American Empire. But there remains an American Empire, still growing — though expanding through the acquisition of client states, rather than through settlement of American populations abroad. Among the client states directly dependent upon American military power are Japan, Korea, Taiwan, Israel, and El Salvador; and until the withdrawal of American divisions from Germany for service in Arabia, Germany, too, was a military client. Dependent upon American assistance of one kind or another, and in some degree upon American military protection, are the Philippines, the Dominican Republic, and Panama; and also, in the Levant, Egypt and Jordan, and formerly Lebanon. Now Saudi Arabia and Kuwait are added to the roster of clients. I hardly need mention America’s earlier acquisitions: Hawaii, Puerto Rico, the Virgins, and lesser islands. I refrain from mentioning America’s economic ascendancy, through foreign aid or merely trade, over a great deal more of the world. In short, although we never talk about our empire, a tremendous American Empire has come into existence — if, like the Roman Empire, in a kind of fit of absence of mind. No powerful counterpoise to the American hegemony seems to remain, what with the enfeebling of the U.S.S.R.
…presidents of the United States must not be encouraged to make Perpetual War for Perpetual Peace, nor to fancy that they can establish a New World Order through eliminating dissenters. In the second century before Christ, the Romans generously liberated the Greek city-states from the yoke of Macedonia. But it was not long before the Romans felt it necessary to impose upon those quarrelsome Greeks a domination more stifling to Hellenic freedom and culture than ever Macedon had been. It is a duty of the Congress of the United States to see that great American Caesars do not act likewise.
Echo of 1984. If that duty is forgotten, before many years are out we may receive such television communications as follows.
The voice from the telescreen paused. A trumpet call, clear and beautiful, floated into the stagnant air. The voice continued raspingly: “Attention! Your attention please! A newsflash has this moment arrived from the Malabar front. Our forces in South India have won a glorious victory. I am authorized to say that the action we are now reporting may well bring the war within a measurable distance of its end. Here is the newsflash — ”
Bad news coming, thought Winston. And sure enough, following a gory description of the annihilation of a Eurasian army, with stupendous figures of killed and prisoners, came the announcement that, as of next week, the chocolate ration would be reduced from thirty grams to twenty.
Perhaps you have already recognized the preceding passage from Orwell’s 1984. Orwell describes our world of 1991, too.
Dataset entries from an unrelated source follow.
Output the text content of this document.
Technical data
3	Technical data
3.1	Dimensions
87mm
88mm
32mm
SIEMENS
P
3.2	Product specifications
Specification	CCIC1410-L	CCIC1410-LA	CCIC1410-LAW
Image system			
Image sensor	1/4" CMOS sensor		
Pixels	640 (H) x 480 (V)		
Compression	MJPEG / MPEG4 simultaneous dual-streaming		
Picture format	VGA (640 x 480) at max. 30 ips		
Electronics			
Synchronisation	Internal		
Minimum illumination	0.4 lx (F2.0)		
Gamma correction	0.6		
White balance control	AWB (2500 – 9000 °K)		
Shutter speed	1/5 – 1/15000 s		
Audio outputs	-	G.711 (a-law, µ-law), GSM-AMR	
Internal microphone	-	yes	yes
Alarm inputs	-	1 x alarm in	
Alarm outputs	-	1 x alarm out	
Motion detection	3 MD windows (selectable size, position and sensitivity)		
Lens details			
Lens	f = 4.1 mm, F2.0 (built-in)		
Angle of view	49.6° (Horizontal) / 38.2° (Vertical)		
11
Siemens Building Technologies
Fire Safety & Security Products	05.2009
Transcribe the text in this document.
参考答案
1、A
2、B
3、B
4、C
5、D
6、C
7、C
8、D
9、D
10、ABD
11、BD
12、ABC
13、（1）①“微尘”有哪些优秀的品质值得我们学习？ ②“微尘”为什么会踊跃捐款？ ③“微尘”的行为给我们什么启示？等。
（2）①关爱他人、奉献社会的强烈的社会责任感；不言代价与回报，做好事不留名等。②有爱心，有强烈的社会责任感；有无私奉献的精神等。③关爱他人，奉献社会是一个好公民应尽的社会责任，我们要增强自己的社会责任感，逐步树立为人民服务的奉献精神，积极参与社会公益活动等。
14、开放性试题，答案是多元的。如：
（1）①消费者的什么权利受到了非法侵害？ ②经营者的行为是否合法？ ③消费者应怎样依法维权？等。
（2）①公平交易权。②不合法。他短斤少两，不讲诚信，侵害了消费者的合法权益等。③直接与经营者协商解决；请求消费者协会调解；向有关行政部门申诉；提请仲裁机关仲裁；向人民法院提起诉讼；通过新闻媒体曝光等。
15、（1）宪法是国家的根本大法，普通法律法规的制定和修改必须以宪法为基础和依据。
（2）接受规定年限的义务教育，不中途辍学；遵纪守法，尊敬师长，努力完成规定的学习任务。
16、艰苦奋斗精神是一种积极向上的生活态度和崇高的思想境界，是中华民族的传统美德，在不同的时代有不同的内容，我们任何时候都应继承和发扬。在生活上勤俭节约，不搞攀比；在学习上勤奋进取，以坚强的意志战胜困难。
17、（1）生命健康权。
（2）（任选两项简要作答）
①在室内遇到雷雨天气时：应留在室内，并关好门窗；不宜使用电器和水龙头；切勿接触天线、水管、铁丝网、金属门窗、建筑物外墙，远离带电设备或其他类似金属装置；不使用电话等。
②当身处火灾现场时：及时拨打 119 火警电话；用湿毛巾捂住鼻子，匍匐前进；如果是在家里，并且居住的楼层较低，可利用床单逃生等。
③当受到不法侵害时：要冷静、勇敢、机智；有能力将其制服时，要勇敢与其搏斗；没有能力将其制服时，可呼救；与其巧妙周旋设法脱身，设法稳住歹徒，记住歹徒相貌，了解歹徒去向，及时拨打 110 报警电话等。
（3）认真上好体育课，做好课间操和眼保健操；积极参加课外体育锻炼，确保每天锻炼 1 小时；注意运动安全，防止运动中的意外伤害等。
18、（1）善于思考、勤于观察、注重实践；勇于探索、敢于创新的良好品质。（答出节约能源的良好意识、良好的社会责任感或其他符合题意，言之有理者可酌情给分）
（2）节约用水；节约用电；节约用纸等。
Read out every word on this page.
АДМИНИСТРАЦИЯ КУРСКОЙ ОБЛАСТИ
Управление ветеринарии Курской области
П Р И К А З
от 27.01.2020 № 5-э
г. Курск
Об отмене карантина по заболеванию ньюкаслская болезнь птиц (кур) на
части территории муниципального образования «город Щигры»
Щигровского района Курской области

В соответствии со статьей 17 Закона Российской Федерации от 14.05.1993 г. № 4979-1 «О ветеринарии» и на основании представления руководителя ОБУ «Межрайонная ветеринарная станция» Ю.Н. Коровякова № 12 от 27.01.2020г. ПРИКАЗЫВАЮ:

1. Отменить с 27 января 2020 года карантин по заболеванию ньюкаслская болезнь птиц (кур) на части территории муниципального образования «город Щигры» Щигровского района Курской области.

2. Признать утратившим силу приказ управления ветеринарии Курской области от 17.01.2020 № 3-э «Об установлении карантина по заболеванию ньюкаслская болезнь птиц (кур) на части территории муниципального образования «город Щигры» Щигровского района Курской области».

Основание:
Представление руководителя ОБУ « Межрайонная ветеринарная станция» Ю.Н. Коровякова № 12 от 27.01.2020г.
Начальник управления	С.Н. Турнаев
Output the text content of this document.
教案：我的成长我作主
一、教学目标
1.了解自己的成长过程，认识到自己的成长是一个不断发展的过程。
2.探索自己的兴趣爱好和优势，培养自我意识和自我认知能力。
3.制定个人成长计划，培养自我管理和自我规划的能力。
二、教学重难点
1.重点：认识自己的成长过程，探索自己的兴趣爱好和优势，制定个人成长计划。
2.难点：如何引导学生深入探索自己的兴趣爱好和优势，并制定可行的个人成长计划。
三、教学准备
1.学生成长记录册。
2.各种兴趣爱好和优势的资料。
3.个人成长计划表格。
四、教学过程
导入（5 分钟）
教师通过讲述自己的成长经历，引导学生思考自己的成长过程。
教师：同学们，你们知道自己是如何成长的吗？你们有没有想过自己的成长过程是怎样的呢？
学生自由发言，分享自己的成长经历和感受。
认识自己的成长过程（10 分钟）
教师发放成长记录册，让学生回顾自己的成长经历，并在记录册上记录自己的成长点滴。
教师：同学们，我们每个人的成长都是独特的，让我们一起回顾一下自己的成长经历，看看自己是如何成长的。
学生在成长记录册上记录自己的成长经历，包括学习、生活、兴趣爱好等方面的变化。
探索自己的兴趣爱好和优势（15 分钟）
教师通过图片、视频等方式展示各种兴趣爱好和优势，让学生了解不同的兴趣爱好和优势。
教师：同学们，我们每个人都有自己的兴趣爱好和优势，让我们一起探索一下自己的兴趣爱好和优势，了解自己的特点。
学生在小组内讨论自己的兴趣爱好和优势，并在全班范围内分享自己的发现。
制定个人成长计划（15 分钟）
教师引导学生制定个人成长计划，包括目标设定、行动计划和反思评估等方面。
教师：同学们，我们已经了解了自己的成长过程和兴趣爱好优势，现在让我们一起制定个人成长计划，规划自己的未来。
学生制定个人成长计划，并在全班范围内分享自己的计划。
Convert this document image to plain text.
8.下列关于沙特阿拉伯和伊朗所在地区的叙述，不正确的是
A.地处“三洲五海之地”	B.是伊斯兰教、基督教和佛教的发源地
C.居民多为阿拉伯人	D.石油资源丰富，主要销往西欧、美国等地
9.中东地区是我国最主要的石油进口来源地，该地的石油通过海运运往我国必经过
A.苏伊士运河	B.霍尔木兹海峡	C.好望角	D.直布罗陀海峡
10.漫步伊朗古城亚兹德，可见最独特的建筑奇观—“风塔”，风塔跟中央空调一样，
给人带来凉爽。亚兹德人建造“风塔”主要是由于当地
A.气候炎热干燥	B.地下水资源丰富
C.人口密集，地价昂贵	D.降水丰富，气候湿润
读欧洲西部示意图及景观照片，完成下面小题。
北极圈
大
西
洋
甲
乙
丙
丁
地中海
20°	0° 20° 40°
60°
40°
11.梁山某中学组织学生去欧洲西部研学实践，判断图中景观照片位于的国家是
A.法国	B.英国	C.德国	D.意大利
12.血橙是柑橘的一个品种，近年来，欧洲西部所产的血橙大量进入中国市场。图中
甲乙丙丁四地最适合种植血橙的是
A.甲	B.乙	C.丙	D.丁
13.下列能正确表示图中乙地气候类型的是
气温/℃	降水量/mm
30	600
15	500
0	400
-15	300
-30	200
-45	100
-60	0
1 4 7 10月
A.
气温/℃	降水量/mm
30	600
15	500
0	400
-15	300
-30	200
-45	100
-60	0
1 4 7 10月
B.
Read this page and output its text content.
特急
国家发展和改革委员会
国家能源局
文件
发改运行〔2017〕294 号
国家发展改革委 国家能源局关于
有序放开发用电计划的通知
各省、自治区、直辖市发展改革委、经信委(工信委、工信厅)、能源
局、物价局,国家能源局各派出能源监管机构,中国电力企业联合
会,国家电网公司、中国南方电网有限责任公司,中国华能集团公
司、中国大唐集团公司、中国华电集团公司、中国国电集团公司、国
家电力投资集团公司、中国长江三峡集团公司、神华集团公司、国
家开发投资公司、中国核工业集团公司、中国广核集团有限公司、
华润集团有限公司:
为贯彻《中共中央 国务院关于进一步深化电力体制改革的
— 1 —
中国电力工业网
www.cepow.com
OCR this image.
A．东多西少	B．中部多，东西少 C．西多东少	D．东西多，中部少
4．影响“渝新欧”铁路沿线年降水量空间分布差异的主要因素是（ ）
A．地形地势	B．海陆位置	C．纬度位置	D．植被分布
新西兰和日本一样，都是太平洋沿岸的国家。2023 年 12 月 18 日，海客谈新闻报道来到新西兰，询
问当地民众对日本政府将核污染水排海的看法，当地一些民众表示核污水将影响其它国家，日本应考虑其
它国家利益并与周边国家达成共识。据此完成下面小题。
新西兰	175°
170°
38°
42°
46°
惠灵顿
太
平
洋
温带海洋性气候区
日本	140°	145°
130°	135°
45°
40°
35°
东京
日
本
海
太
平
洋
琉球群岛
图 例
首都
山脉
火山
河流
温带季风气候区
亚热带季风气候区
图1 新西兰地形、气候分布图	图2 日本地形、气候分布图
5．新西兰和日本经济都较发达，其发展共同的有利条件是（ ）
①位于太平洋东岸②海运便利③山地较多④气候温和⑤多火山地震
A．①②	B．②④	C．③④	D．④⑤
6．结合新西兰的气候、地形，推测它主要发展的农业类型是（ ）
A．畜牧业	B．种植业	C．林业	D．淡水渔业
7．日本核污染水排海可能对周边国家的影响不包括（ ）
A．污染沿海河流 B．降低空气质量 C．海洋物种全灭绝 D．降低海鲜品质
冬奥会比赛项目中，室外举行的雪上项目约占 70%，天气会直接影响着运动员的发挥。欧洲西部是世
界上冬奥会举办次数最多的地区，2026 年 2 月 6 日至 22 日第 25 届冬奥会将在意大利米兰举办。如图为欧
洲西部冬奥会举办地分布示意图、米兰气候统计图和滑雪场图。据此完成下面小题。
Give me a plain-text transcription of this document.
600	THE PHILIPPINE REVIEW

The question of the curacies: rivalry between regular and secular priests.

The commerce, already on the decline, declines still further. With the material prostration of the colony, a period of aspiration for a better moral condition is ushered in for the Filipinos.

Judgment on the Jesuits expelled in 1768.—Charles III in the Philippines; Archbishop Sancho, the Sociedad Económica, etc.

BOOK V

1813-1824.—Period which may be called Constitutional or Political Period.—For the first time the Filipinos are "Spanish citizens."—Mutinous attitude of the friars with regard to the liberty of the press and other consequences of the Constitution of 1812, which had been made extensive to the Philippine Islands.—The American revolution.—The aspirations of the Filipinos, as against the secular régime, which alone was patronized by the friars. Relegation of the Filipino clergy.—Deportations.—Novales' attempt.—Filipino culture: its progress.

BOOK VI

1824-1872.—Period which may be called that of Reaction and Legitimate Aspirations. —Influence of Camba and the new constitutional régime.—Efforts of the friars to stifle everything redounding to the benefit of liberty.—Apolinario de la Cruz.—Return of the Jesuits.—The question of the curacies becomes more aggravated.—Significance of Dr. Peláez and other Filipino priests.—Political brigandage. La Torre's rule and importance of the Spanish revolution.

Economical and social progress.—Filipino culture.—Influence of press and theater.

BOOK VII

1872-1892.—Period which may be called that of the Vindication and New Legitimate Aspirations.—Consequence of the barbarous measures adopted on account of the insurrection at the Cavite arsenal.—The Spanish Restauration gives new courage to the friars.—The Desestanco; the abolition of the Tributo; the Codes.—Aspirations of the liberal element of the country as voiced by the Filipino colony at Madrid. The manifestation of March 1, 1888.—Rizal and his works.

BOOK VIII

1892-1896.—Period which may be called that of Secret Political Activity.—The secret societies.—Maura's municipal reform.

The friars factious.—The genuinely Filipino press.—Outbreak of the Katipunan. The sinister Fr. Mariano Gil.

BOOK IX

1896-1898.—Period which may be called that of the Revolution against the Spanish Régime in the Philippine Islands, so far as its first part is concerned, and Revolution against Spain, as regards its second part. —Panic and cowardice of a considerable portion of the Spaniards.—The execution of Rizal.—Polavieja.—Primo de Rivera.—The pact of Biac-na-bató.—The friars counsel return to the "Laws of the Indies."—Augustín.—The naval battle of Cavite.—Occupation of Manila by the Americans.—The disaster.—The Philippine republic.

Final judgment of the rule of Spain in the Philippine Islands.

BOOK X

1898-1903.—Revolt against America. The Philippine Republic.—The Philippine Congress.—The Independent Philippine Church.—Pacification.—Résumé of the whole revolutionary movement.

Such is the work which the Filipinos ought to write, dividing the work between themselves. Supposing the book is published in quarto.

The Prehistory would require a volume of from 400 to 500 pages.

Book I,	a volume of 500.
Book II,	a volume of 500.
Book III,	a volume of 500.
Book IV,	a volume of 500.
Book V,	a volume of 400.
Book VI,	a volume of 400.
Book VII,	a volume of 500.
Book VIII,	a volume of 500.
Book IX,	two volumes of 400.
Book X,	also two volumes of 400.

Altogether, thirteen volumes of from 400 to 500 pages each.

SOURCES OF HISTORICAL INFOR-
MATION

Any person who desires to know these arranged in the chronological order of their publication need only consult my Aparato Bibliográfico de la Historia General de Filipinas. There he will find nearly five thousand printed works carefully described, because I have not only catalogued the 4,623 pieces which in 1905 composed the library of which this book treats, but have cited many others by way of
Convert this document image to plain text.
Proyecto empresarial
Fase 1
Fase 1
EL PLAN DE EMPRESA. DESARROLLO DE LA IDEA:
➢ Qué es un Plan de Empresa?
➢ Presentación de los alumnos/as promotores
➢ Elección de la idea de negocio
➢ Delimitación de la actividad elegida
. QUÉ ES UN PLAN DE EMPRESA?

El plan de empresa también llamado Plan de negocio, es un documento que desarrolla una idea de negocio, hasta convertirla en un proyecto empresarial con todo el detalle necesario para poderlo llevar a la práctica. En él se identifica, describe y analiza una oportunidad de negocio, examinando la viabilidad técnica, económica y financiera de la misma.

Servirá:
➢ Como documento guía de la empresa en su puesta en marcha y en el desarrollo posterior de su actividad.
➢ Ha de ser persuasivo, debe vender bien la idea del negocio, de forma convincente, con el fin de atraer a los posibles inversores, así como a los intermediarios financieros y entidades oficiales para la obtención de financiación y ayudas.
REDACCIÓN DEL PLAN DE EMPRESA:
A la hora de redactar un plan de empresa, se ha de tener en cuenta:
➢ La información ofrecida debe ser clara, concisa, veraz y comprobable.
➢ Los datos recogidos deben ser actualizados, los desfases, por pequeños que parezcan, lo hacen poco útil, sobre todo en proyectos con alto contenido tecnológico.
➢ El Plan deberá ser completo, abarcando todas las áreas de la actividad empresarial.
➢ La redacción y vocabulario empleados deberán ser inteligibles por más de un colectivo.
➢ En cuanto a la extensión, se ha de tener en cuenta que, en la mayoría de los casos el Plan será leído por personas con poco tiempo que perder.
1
Perpetual War for Perpetual Peace comes to pass in an era of Righteousness — that is, national or ideological self-righteousness in which the public is persuaded that “God is on our side,” and that those who disagree should be brought here before the bar as war criminals.
I shall have more to say about such concerns in my Third Heritage lecture this year. Just now I conclude my thoughts on Republican errors by suggesting that it would be ruinous for the Republicans to convert themselves into a party of high deeds in distant lands and higher taxes on the home front. Such a New World Order, like the Pax Romana, might create a wilderness and call it peace; at best, it would reduce the chocolate ration from thirty grams to twenty. And in the fullness of time, the angry peoples of the world would pull down the American Empire, despite its military ingenuity and its protestations of kindness and gentleness — even as the Soviet Empire is being pulled down today, thanks be to God.